Brendan Kennelly. Photo: David Conachy

Brendan Kennelly. Photo: David Conachy

WITH the exception of several pubs where writers boisterously drank together – or drank apart, in feuding silence – Dublin never possessed an artistic 'Left Bank' quarter.

They may have drunk together, but there was never a district where Dublin writers all slept together – even in separate beds.

Dublin may be synonymous with a dozen famous authors who have immortalised landmarks like Howth Head and Sandymount Strand, but no city is owned by just a dozen writers.

Now a remarkable new anthology entitled If You Ever Go (Dedalus, €11.99) proves that no Dublin district is untouched by some writer's ghost or by a host of living writers who continue to charm poetry from the everyday life on its streets.

Readers will find it impossible to cross Dublin again and not feel accompanied by phantoms from some writer's imagination, because the editors – Pat Boran and Gerard Smyth – have presented the poetry and songs of over 150 writers in a way that forms a map of Dublin.

There are innumerable guide books to Dublin, but If You Ever Go is unique in essentially being a map of the city's imagination.

Brendan Kennelly (like many of the poets featured in the book, a culchie adopted by Dubliners who are in no hurry to give him back) said that to "stroll through Dublin is to stroll through history ... (it is ) ... more a stage than a city."


This book gives you the chance to stroll through Dublin at various times in history and see unfamiliar streets rendered new as the stages on which love affairs and other everyday wonders were played out.

Years ago when foreign journalists visiting my house on Ferguson Road in Drumcondra asked if – as a writer – I lived in James Joyce's shadow, I would say that I had no option, pointing out my kitchen window at the house backing onto my garden where Joyce once lived as a boy.

A developer demolished that house years ago, but what a pleasant surprise to find myself in this anthology not only with Joyce (in a poem recalling cattle being driven down from Cabra) but also with Sir Samuel Ferguson, after whom my road was named.

The joy of this book is that it doesn't just move from the Liffey side to the Northside and the Southside, but when it reaches any one place it juxtaposes the different voices from across the centuries who have passed through the city.

Therefore when the book reaches Finglas, you have the beautiful poem by Paula Meehan, born in 1955, My Father Perceived as a Vision of St Francis (set in the back garden of a corporation house in Finglas), printed beside an extract from The Smock Race at Finglas by James Ward, born in 1691.

I will never again walk past the Cat and Cage pub in Drumcondra without thinking of a 16-year-old Maurice Scully kissing a 16-year-old schoolgirl outside that bar, in the poem here which gently commemorates that moment.

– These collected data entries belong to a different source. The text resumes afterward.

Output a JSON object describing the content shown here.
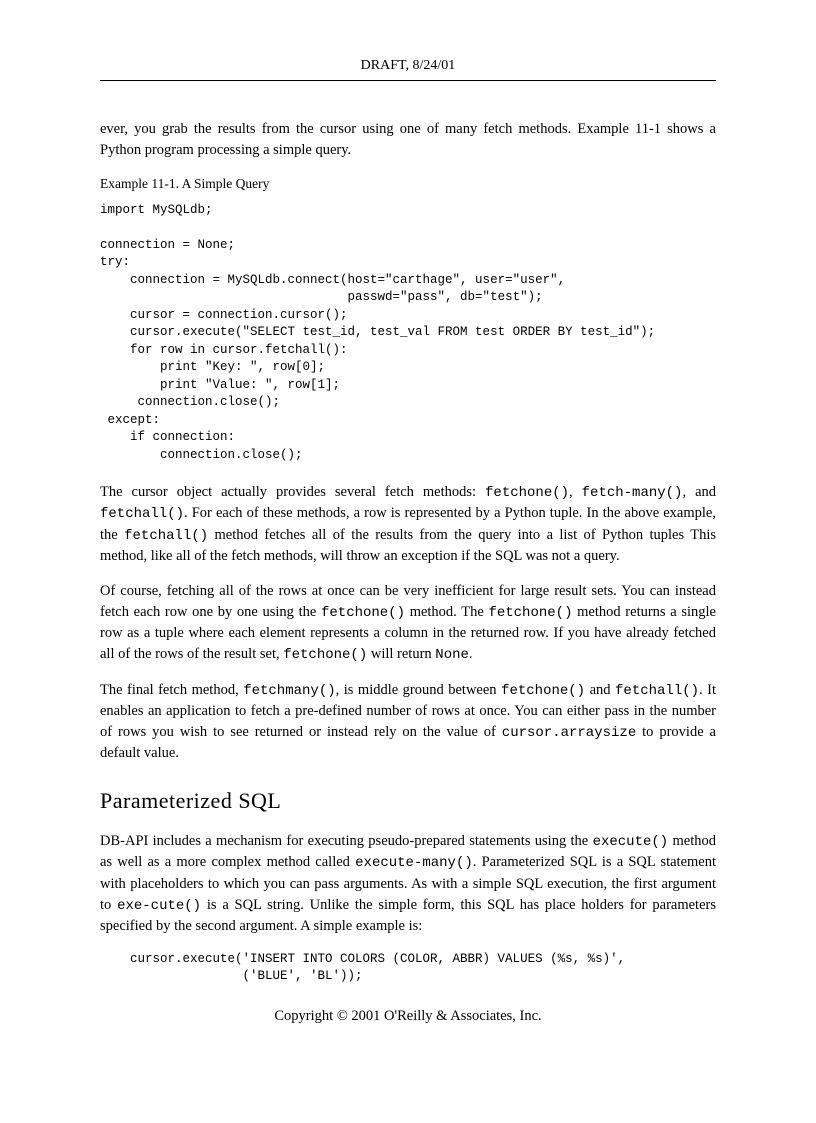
{
  "header": "DRAFT, 8/24/01",
  "para1_a": "ever, you grab the results from the cursor using one of many fetch methods. Example 11-1 shows a Python program processing a simple query.",
  "example_label": "Example 11-1. A Simple Query",
  "code1": "import MySQLdb;\n\nconnection = None;\ntry:\n    connection = MySQLdb.connect(host=\"carthage\", user=\"user\",\n                                 passwd=\"pass\", db=\"test\");\n    cursor = connection.cursor();\n    cursor.execute(\"SELECT test_id, test_val FROM test ORDER BY test_id\");\n    for row in cursor.fetchall():\n        print \"Key: \", row[0];\n        print \"Value: \", row[1];\n     connection.close();\n except:\n    if connection:\n        connection.close();",
  "para2_a": "The cursor object actually provides several fetch methods: ",
  "para2_b": "fetchone()",
  "para2_c": ", ",
  "para2_d": "fetch-many()",
  "para2_e": ", and ",
  "para2_f": "fetchall()",
  "para2_g": ". For each of these methods, a row is represented by a Python tuple. In the above example, the ",
  "para2_h": "fetchall()",
  "para2_i": " method fetches all of the results from the query into a list of Python tuples This method, like all of the fetch methods, will throw an exception if the SQL was not a query.",
  "para3_a": "Of course, fetching all of the rows at once can be very inefficient for large result sets. You can instead fetch each row one by one using the ",
  "para3_b": "fetchone()",
  "para3_c": " method. The ",
  "para3_d": "fetchone()",
  "para3_e": " method returns a single row as a tuple where each element represents a column in the returned row. If you have already fetched all of the rows of the result set, ",
  "para3_f": "fetchone()",
  "para3_g": " will return ",
  "para3_h": "None",
  "para3_i": ".",
  "para4_a": "The final fetch method, ",
  "para4_b": "fetchmany()",
  "para4_c": ", is middle ground between ",
  "para4_d": "fetchone()",
  "para4_e": " and ",
  "para4_f": "fetchall()",
  "para4_g": ". It enables an application to fetch a pre-defined number of rows at once. You can either pass in the number of rows you wish to see returned or instead rely on the value of ",
  "para4_h": "cursor.arraysize",
  "para4_i": " to provide a default value.",
  "section_title": "Parameterized SQL",
  "para5_a": "DB-API includes a mechanism for executing pseudo-prepared statements using the ",
  "para5_b": "execute()",
  "para5_c": " method as well as a more complex method called ",
  "para5_d": "execute-many()",
  "para5_e": ". Parameterized SQL is a SQL statement with placeholders to which you can pass arguments. As with a simple SQL execution, the first argument to ",
  "para5_f": "exe-cute()",
  "para5_g": " is a SQL string. Unlike the simple form, this SQL has place holders for parameters specified by the second argument. A simple example is:",
  "code2": "cursor.execute('INSERT INTO COLORS (COLOR, ABBR) VALUES (%s, %s)',\n               ('BLUE', 'BL'));",
  "footer": "Copyright © 2001 O'Reilly & Associates, Inc."
}
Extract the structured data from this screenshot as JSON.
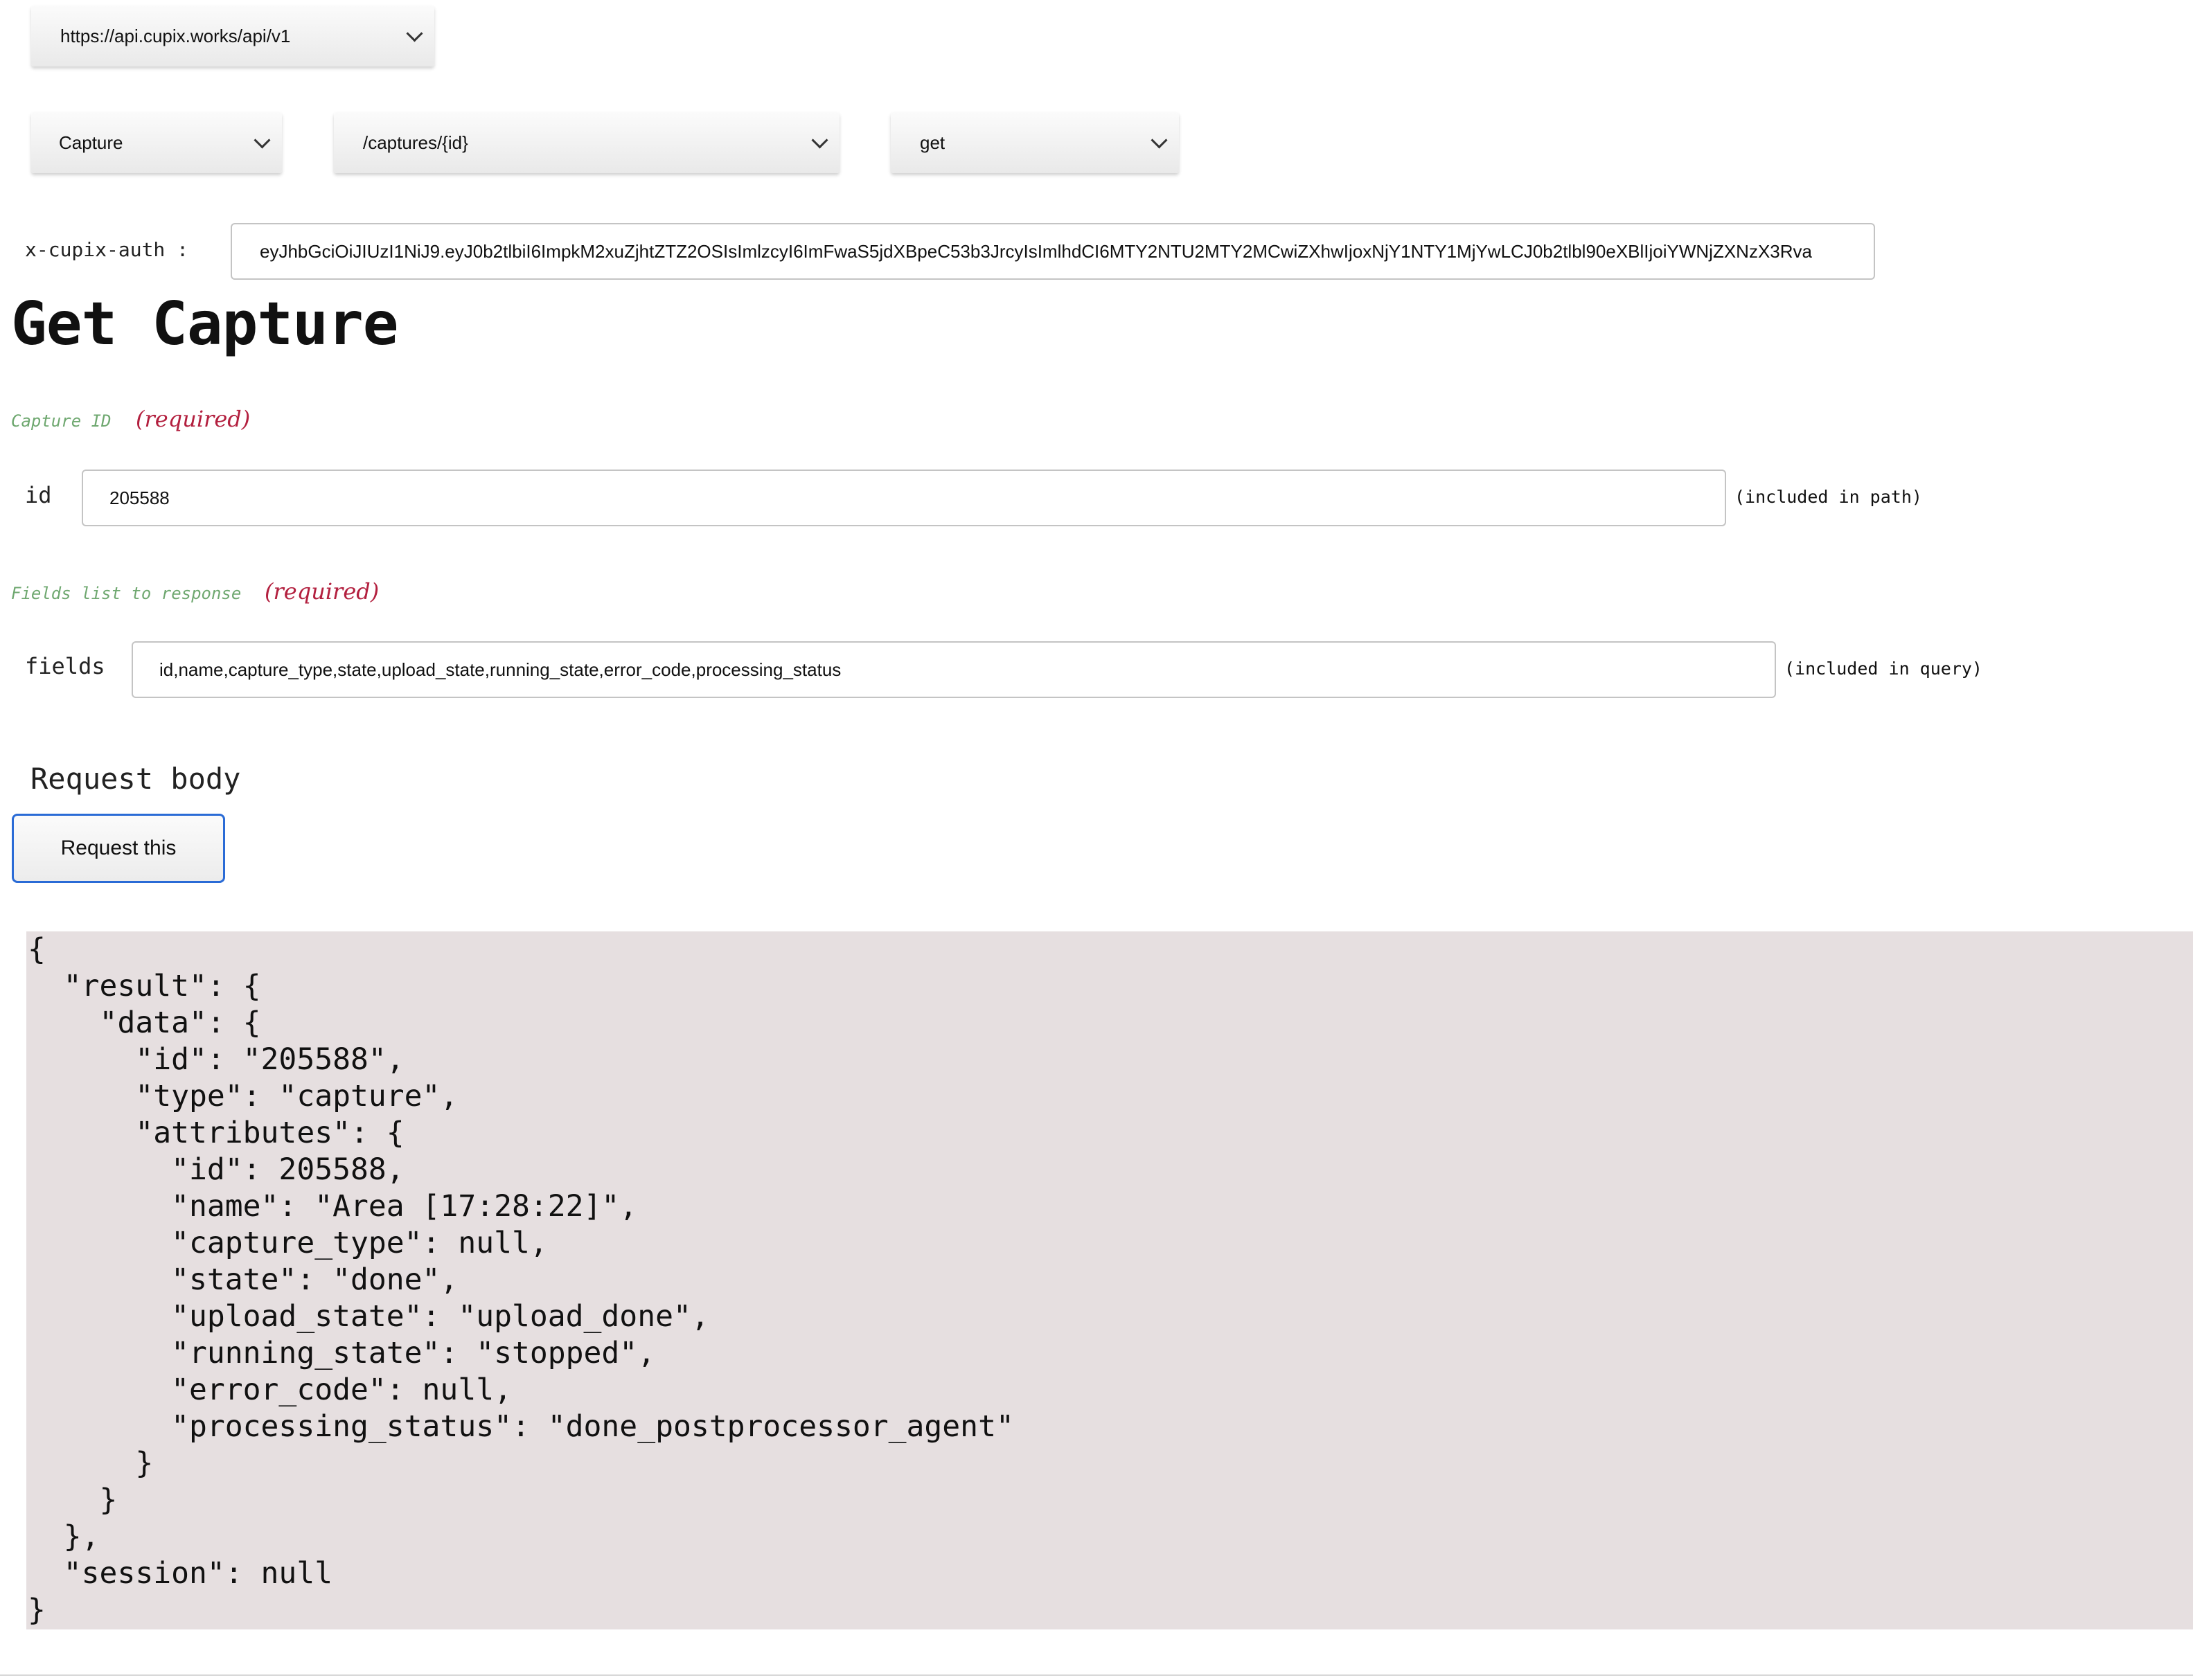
{
  "server": {
    "selected": "https://api.cupix.works/api/v1"
  },
  "resource": {
    "selected": "Capture"
  },
  "path": {
    "selected": "/captures/{id}"
  },
  "method": {
    "selected": "get"
  },
  "auth": {
    "label": "x-cupix-auth :",
    "value": "eyJhbGciOiJIUzI1NiJ9.eyJ0b2tlbiI6ImpkM2xuZjhtZTZ2OSIsImlzcyI6ImFwaS5jdXBpeC53b3JrcyIsImlhdCI6MTY2NTU2MTY2MCwiZXhwIjoxNjY1NTY1MjYwLCJ0b2tlbl90eXBlIjoiYWNjZXNzX3Rva"
  },
  "page": {
    "title": "Get Capture"
  },
  "params": [
    {
      "description": "Capture ID",
      "required_label": "(required)",
      "name": "id",
      "value": "205588",
      "location_note": "(included in path)"
    },
    {
      "description": "Fields list to response",
      "required_label": "(required)",
      "name": "fields",
      "value": "id,name,capture_type,state,upload_state,running_state,error_code,processing_status",
      "location_note": "(included in query)"
    }
  ],
  "request_body": {
    "title": "Request body"
  },
  "request_button": {
    "label": "Request this"
  },
  "response": {
    "text": "{\n  \"result\": {\n    \"data\": {\n      \"id\": \"205588\",\n      \"type\": \"capture\",\n      \"attributes\": {\n        \"id\": 205588,\n        \"name\": \"Area [17:28:22]\",\n        \"capture_type\": null,\n        \"state\": \"done\",\n        \"upload_state\": \"upload_done\",\n        \"running_state\": \"stopped\",\n        \"error_code\": null,\n        \"processing_status\": \"done_postprocessor_agent\"\n      }\n    }\n  },\n  \"session\": null\n}"
  }
}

I'll also stare at the ruined Magazine Fort and recall the savage put-down made by Jonathan Swift ("Here, Irish wit is seen/When nothing's left that's worth defence/We build a magazine") and maybe chuckle at Paul Durcan's great poem, Making Love Outside Áras an Uachtaráin.


Because it is so central to Dublin life, Grafton Street is much featured. But what is wonderful is that the editors have left out very few places.

Here are poems set in Clondalkin, Tallaght, Bluebell, Dundrum, Deansgrange, Ringsend and Booterstown, alongside Michael Hartnett's Inchicore and Patrick Kavanagh's Raglan Road.

Here are superb voices like Philip Casey, that deserve to be better known, and the words of Nobel Laureates like Seamus Heaney mixed in with the anonymous ballad seller who wrote The Waxies Dargle.

If you Ever Go is the Dublin Unesco City of Literature book of the year. You may never have bought a book of poems before, but you've never seen Dublin like this before.

So whether you are a fan of Bagatelle or Phil Lynott or Yeats or Dublin's earliest bard – the blind singer Zozimus, they are all gathered here, waiting their turn. It's a reminder that what makes Dublin a writers' city is not just its internationally celebrated authors, but the fact that hundreds of men and women, both famous and forgotten, have reshaped this city in their imagination.

This book will inspire hundreds more to do so – conscious of the ghosts of other writers on every street corner – as their words make Dublin's ever changing streets imaginatively new again.